Wilhelm Kempff (1953) plays with the lightest of touches. Friedrich Gulda, captured live in 1966, is a magnificent tease, slowing down and speeding up at will. Jörg Demus’s touch is so soft as to be almost inaudible. His piano sounds more like a domestic upright than a concert grand. If you want authentic period fortepiano, Roland Brautigam is your man, very slow and plangent. I haven’t taken a stop-watch to the contenders, but the slowest I’ve heard, at just over four minutes is the Russian Anatol Ugorsky. You think it will never end
The low-key French pianist Brigitte Engerer (1991) achieves an unsuspected intimacy in this piece, turning it into a quiet conversation between two new acquaintances who might, or might not, be getting to know each other a lot better. The uncertainty is beautifully conveyed.
Another cogent alternative to the Lang Lang machine is the German-Japanese pianist Alice Sara Ott (2010) combining delicacy with insistent quest, as if she is personally trying to crack the enigma of whether Beethoven was really in love with Therese, Elise, whoever.

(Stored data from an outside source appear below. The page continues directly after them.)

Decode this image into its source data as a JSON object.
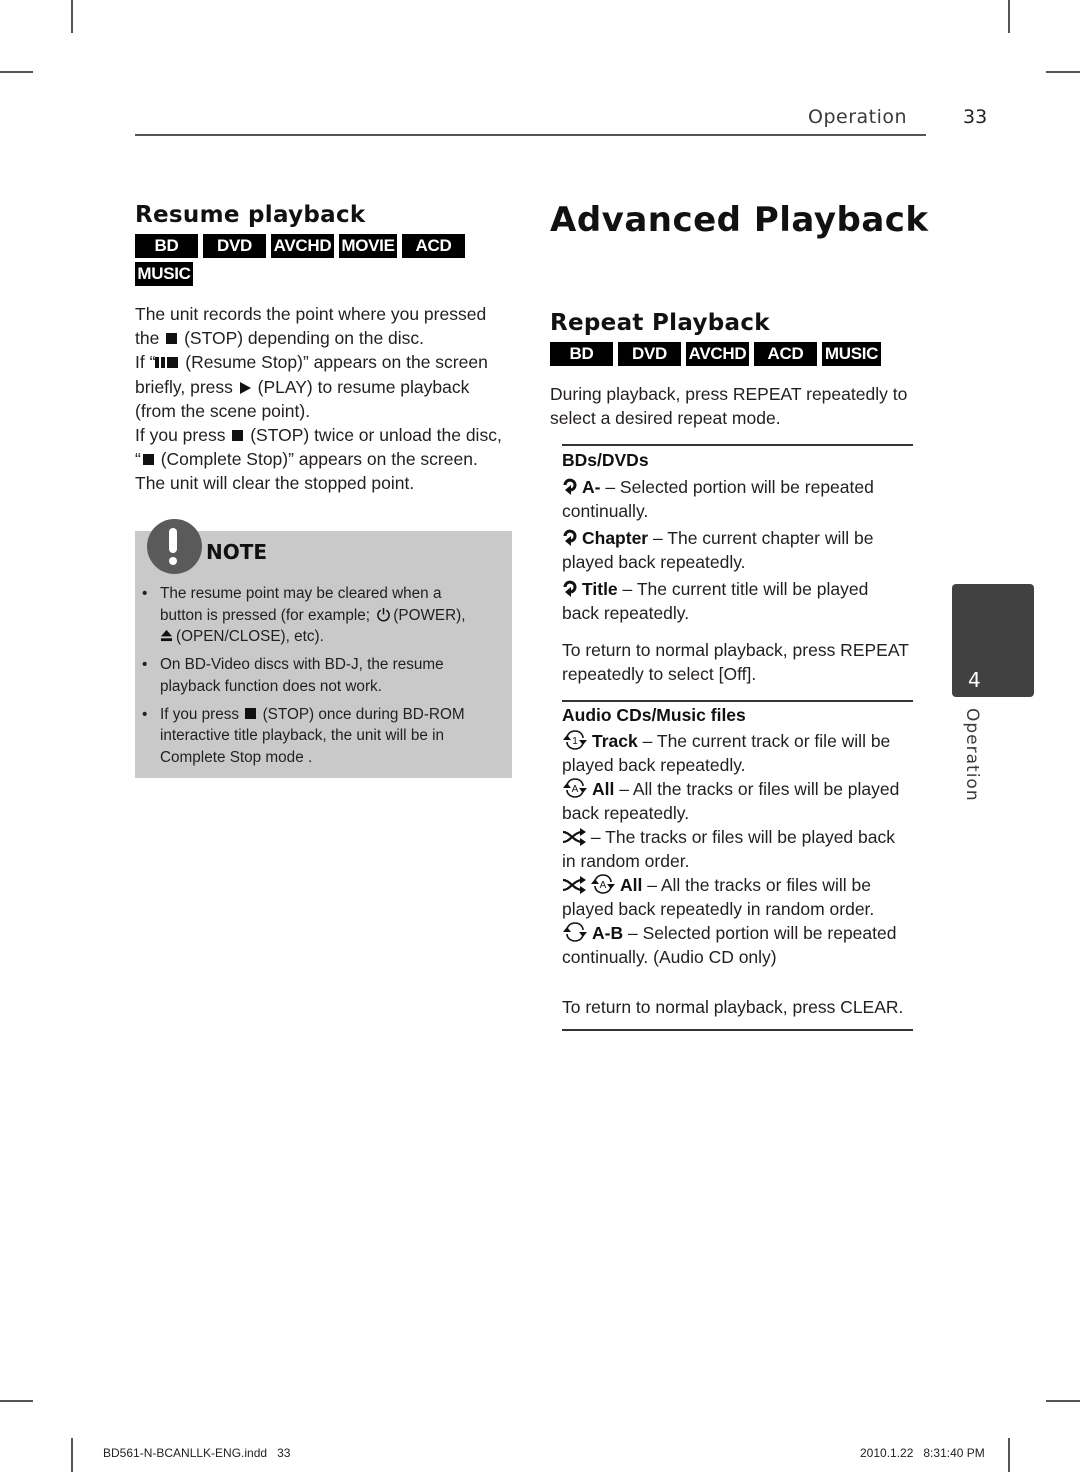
{
  "header": {
    "section": "Operation",
    "page_number": "33"
  },
  "resume": {
    "title": "Resume playback",
    "badges": [
      "BD",
      "DVD",
      "AVCHD",
      "MOVIE",
      "ACD",
      "MUSIC"
    ],
    "lines": [
      "The unit records the point where you pressed",
      "(STOP) depending on the disc.",
      "(Resume Stop)” appears on the screen",
      "(PLAY) to resume playback",
      "(from the scene point).",
      "(STOP) twice or unload the disc,",
      "(Complete Stop)” appears on the screen.",
      "The unit will clear the stopped point."
    ],
    "prefixes": {
      "the": "the",
      "if_quote": "If “",
      "briefly": "briefly, press",
      "if_you_press": "If you press",
      "open_quote": "“"
    }
  },
  "note": {
    "title": "NOTE",
    "items": [
      {
        "lines": [
          "The resume point may be cleared when a",
          "button is pressed (for example;",
          "(POWER),",
          "(OPEN/CLOSE), etc)."
        ]
      },
      {
        "lines": [
          "On BD-Video discs with BD-J, the resume",
          "playback function does not work."
        ]
      },
      {
        "lines": [
          "If you press",
          "(STOP) once during BD-ROM",
          "interactive title playback, the unit will be in",
          "Complete Stop mode ."
        ]
      }
    ]
  },
  "main": {
    "title": "Advanced Playback",
    "repeat": {
      "title": "Repeat Playback",
      "badges": [
        "BD",
        "DVD",
        "AVCHD",
        "ACD",
        "MUSIC"
      ],
      "intro": [
        "During playback, press REPEAT repeatedly to",
        "select a desired repeat mode."
      ],
      "bd_dvd": {
        "heading": "BDs/DVDs",
        "entries": [
          {
            "icon": "repeat-icon",
            "label": "A-",
            "desc1": " – Selected portion will be repeated",
            "desc2": "continually."
          },
          {
            "icon": "repeat-icon",
            "label": "Chapter",
            "desc1": " – The current chapter will be",
            "desc2": "played back repeatedly."
          },
          {
            "icon": "repeat-icon",
            "label": "Title",
            "desc1": " – The current title will be played",
            "desc2": "back repeatedly."
          }
        ],
        "return_note": [
          "To return to normal playback, press REPEAT",
          "repeatedly to select [Off]."
        ]
      },
      "audio": {
        "heading": "Audio CDs/Music files",
        "entries": [
          {
            "icon": "repeat-one-icon",
            "label": "Track",
            "desc1": " – The current track or file will be",
            "desc2": "played back repeatedly."
          },
          {
            "icon": "repeat-all-icon",
            "label": "All",
            "desc1": " – All the tracks or files will be played",
            "desc2": "back repeatedly."
          },
          {
            "icon": "shuffle-icon",
            "label": "",
            "desc1": " – The tracks or files will be played back",
            "desc2": "in random order."
          },
          {
            "icon": "shuffle-repeat-all-icon",
            "label": "All",
            "desc1": " – All the tracks or files will be",
            "desc2": "played back repeatedly in random order."
          },
          {
            "icon": "repeat-ab-icon",
            "label": "A-B",
            "desc1": " – Selected portion will be repeated",
            "desc2": "continually. (Audio CD only)"
          }
        ],
        "return_note": "To return to normal playback, press CLEAR."
      }
    }
  },
  "side_tab": {
    "number": "4",
    "label": "Operation"
  },
  "footer": {
    "file": "BD561-N-BCANLLK-ENG.indd   33",
    "timestamp": "2010.1.22   8:31:40 PM"
  },
  "colors": {
    "note_bg": "#c9c9c9",
    "tab_bg": "#414141",
    "badge_bg": "#000000"
  }
}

When it comes to Bagatelles in general, the young Alfred Brendel is very hard to beat. Spotted by the American Vox label in early 1960s Vienna, he set about recording the complete Beethoven piano works with very little by way of producer guidance or interference. The results can be variable and the sound in the concertos leaves much to be desired, but in the sketchy and lighthearted Bagatelles Brendel gets just the right blend of flamboyance and fidelity.
Beethoven had a German name for his Bagatelles – ‘kleinigkeiten’, or trivialities. That’s a considerable understatement. He used the Bagatelles to try out new ideas and styles, some more rewarding than others. The first in this set is the best known but the real nuggets are in the fourth and especially the sixth, where he lets fingers and fantasy fly loose. Brendel recorded the set twice more, but never with the same devilment and cockiness.
An alternative approach is that of Glenn Gould who treats each Bagatelle as if it is either a masterpiece or a timebomb. You expect to hear ticking beneath the sixth so tentative is Gould’s touch, though he sings along quite pleasantly.
At the high end of the scale of adorable is the Barcelona pianist Alicia de Larrocha, who recorded the Bagatelles for Decca in 1979. Less than five foot tall and with a smile that concealed a will of iron, she conjured a highly personal tone in whatever she played. Under the very small hands the Bagatelles sound huge and but forbidding, but engaging all the same.
Two other accounts that I find appealing are Stephen Kovacevich (1977) and Mikhail Pletnev (1997) the first making them sound so easy as to be hardly worth playing, and the latter delivering the frivolities with the weight of sermons on the mount. Fascinating contrast.
The variations opus 34 need not detain us long, being a less entertaining companion to the Bagatelles. Wilhelm Kempff (1972) despatches them with something between great ease and mild contempt – and that could be as good as it gets. A very early Claudio Arrau set (1942) is disabled by cardboard-box sound; the gifted Welshman Lyr Williams (2015) is charming but a tad too slow. He succumbs to a tendency in the English-speaking world to make the original theme sound like a Methodist hymn, which it can’t possibly have been. German artists place it more in the Bach-Luther mode, which was also alien to the Catholic-born Beethoven. Maybe he was just trying it out for size.